Рэндл пригасил сигарету. На столике у кровати, возле стакана с водой, лежала пачка аспирина, детективный роман и игрушечная собака, которую Линдзи два дня назад купила ему в каком-то киоске на улицу. Они ещё не придумали ей клички. Тоби с самого приезда так и оставался в чемодане. Рэндл погладил новую собаку, и ему почудилось, что Тоби в своем убежище недовольно затявкал. Он улыбнулся и проглотил таблетку аспирина. Неужели кончится тем, что он бросит Линдзи?
Что он вообще намерен делать в лежащем перед ним огромном, просторном будущем? В глубине души он знал — и знал, что Линдзи тоже так считает, — что драматурга из него не получится. Теперь, когда Рэндла отделяло от его пьес больше опыта и страданий, ему было ясно, что они никуда не годятся. Претенциозные пьесы, путаные и скучные. Может быть, когда-нибудь он попробует ещё раз, но это будет не более как дилетантство. Есть одно-единственное дело, которое он может делать хорошо, а к нему он уже никогда не вернется. Словно в видении перед ним раскинулся залитый солнцем склон в Грэйхеллоке с легкой сеткой зелени и бесчисленными разноцветными головками роз, и он вздохнул. Энн.

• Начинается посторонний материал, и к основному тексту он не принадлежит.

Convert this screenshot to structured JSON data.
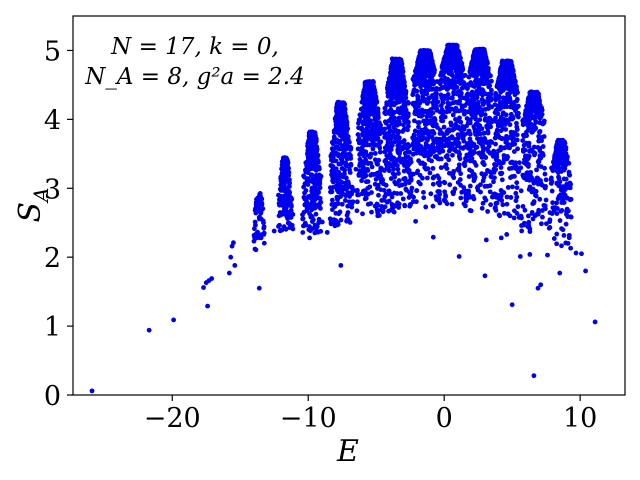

В силу каких-то неведомых законов образ Энн оставался неизменным. Но власть её была сломлена, и это позволяло ему с легкой усмешкой тосковать о ней, как о потерянной родине. Тирания Энн была сломлена, её мертвая рука опустилась. И чего он в прежние дни так психовал, когда свобода была так доступна? Может быть, для этого, и только для этого, ему нужна была Линдзи — чтобы освободить его от Энн; что ж, и это уже было бы достаточным оправданием. В то время как вопрос о том, чем он был в глазах Эммы, все ещё нависал над ним, подобно туче, вопрос о том, чем он был в глазах Энн, исчез, растаял без следа. Перешагнув черту, совершив все преступления, вплоть до последнего, он навсегда освободился от оглядки на мнения Энн. И порой ему мерещилось, что это поставило их в новые, невинные отношения, так что когда-нибудь они смогут зажить под одной крышей, как Кристи и Старый Мэхон,[34]и тогда уж верховодить будет он. В другие минуты и более явственно ему представлялось, как он, сохранив в качестве базы Энн и питомник, преспокойно имеет сколько угодно других женщин. Может быть, в конце концов, в этой стороне и находится его новый мир — тот почти немыслимый сплав, при котором и волки сыты, и овцы целы. Он знал, что все это не более чем праздные фантазии. И все-таки приятно было воображать с какой-то извращенной нежностью, что плевать ему теперь на то, что думает и чувствует Энн.
Самое главное — можно не торопиться. Он повернулся посмотреть на Линдзи и увидел, что она шевелится и скоро проснется. Он смотрел на неё с любовью, с крепкой любовью собственника, перед которой минуты его мысленной неверности таяли как дым. Он приготовил для неё свое присутствие, свою улыбку, как готовят пиршественный стол. Скоро она откроет глаза и сейчас же блаженно-ленивым жестом притянет его к себе. Она всегда с первой же секунды знает, где она и с кем. Он нежно ждал её пробуждения. Может быть, он совершил ужасную ошибку? Но то-то сейчас и замечательно, что никакая ошибка не ужасна. Времени много, и время покажет, чего ему, в конце концов, нужно. Он выживет. В любую минуту, и только так, как ему заблагорассудится, он может вернуться к Энн. Энн будет ждать всегда.
Глава 34
— Ну, Эмма, — сказал Хью, — что вы надумали?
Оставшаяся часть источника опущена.